Sir Robert Sheffield (before 1462 – 10 August 1518) was an English lawyer and Member of Parliament. He was Speaker of the House of Commons between 1512–1513.

Family
Robert Sheffield was the son of Sir Robert Sheffield of South Cave, Yorkshire, by Jane Lounde, the daughter and coheir of Alexander Lownde of Butterwick, Lincolnshire.

Career
He was trained in the law at the Inner Temple, and became Governor of the Inner Temple in 1511. He served as Recorder of London from 1495 to 1508, and was thus an ex officio Member of Parliament for the City of London in 1495, 1497 and 1504. Bernard Andreas states that Sheffield resigned the recordership in April 1508.

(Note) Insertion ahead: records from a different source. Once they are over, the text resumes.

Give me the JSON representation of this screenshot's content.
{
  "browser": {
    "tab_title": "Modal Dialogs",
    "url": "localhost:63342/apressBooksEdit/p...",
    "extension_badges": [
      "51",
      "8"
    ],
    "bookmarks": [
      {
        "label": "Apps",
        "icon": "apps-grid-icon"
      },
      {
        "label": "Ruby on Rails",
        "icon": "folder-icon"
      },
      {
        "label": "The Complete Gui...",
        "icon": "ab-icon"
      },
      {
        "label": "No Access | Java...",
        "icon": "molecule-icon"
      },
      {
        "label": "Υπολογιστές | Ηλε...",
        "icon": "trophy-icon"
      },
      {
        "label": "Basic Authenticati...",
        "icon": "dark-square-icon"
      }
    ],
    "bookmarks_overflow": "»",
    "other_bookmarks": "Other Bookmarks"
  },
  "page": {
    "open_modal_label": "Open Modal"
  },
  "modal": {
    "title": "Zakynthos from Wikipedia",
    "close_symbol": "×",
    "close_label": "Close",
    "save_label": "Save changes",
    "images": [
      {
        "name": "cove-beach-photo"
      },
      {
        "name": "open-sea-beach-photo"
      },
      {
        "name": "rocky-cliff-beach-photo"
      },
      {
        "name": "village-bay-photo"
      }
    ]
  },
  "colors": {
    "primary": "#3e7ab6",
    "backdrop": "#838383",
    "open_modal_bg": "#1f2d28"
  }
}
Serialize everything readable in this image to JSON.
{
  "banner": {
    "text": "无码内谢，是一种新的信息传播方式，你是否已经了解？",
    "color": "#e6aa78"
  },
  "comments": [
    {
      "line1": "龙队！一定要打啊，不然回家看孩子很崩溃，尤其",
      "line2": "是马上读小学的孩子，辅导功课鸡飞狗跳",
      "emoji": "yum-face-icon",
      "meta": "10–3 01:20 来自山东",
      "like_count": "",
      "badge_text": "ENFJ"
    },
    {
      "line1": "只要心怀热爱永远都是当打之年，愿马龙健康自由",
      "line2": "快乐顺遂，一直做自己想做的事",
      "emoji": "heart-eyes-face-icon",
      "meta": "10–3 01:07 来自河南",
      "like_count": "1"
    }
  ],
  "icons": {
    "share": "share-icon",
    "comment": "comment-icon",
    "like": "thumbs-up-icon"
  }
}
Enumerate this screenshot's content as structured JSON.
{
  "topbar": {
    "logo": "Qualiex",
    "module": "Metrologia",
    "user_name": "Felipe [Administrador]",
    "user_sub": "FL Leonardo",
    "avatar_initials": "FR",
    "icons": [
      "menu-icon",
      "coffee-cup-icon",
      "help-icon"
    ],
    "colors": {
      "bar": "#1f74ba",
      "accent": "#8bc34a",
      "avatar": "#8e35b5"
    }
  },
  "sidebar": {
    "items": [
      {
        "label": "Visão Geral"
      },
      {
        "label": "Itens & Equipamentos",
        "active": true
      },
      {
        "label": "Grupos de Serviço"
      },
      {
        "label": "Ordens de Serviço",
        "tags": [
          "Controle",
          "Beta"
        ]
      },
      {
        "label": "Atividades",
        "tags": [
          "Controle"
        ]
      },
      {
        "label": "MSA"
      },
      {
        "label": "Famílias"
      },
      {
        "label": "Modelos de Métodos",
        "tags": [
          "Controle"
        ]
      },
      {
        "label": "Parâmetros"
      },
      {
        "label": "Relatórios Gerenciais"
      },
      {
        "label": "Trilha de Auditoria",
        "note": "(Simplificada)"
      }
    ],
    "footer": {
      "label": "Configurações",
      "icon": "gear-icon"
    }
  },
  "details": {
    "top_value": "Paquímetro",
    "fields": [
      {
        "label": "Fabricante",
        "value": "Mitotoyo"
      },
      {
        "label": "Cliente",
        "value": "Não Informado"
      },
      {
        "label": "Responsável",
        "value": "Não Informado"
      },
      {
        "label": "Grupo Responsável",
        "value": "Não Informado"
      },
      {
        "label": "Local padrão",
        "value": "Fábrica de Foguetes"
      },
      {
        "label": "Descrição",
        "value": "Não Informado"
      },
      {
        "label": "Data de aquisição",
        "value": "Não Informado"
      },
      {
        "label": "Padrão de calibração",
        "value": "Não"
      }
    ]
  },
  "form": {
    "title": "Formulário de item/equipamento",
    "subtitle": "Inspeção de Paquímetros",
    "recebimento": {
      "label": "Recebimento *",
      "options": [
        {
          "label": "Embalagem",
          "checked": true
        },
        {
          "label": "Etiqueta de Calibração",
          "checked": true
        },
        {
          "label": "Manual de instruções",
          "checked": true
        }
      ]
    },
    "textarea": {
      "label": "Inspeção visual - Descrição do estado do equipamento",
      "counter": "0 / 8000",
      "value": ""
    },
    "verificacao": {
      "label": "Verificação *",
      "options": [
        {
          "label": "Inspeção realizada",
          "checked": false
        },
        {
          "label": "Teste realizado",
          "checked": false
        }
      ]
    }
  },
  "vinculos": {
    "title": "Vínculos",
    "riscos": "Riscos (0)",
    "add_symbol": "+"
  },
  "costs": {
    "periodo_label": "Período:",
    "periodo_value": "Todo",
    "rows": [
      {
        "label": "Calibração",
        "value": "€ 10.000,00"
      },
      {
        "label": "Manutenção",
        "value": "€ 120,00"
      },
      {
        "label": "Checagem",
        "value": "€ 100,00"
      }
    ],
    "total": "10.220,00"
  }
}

He was a commander at Blackheath during the Cornish Rebellion of 1497, and knighted by Henry VII after the battle.

Sheffield was chosen Knight of the Shire for Lincolnshire in 1512 and 1513. During these years, he served as Speaker of the House of Commons.

In 1515, Sheffield helped Cardinal Wolsey in drafting legislation but later gave lead to anti-clerical forces in the House, earning him the Cardinal's enmity. In 1516, he was charged with negligence as a justice of the peace and was summoned before the Star Chamber but negotiated a pardon. Six months later he was incarcerated in the Tower of London after complaining against Cardinal Wolsey, and brought before the Star Chamber again, and this time asked the King for mercy. However the pardon was revoked and he died in the Tower of London on 10 August 1518.  He was buried in the Augustinian church (Blackfriars), London. His will is in Testamenta Vetusta by Nicholas Harris Nicolas (p. 555).

Marriages and issue
Sheffield married firstly Ellen Delves, the daughter and heir of Sir John Delves of Doddington, Cheshire, by whom he had a son and heir, Robert Sheffield (d.1531), who married Jane Stanley, daughter of George Stanley, 9th Baron Strange, and sister of Thomas Stanley, 2nd Earl of Derby, and four daughters. Edmund Sheffield, the son of Robert Sheffield (d.1531) and Jane Stanley, became first Baron Sheffield in 1547.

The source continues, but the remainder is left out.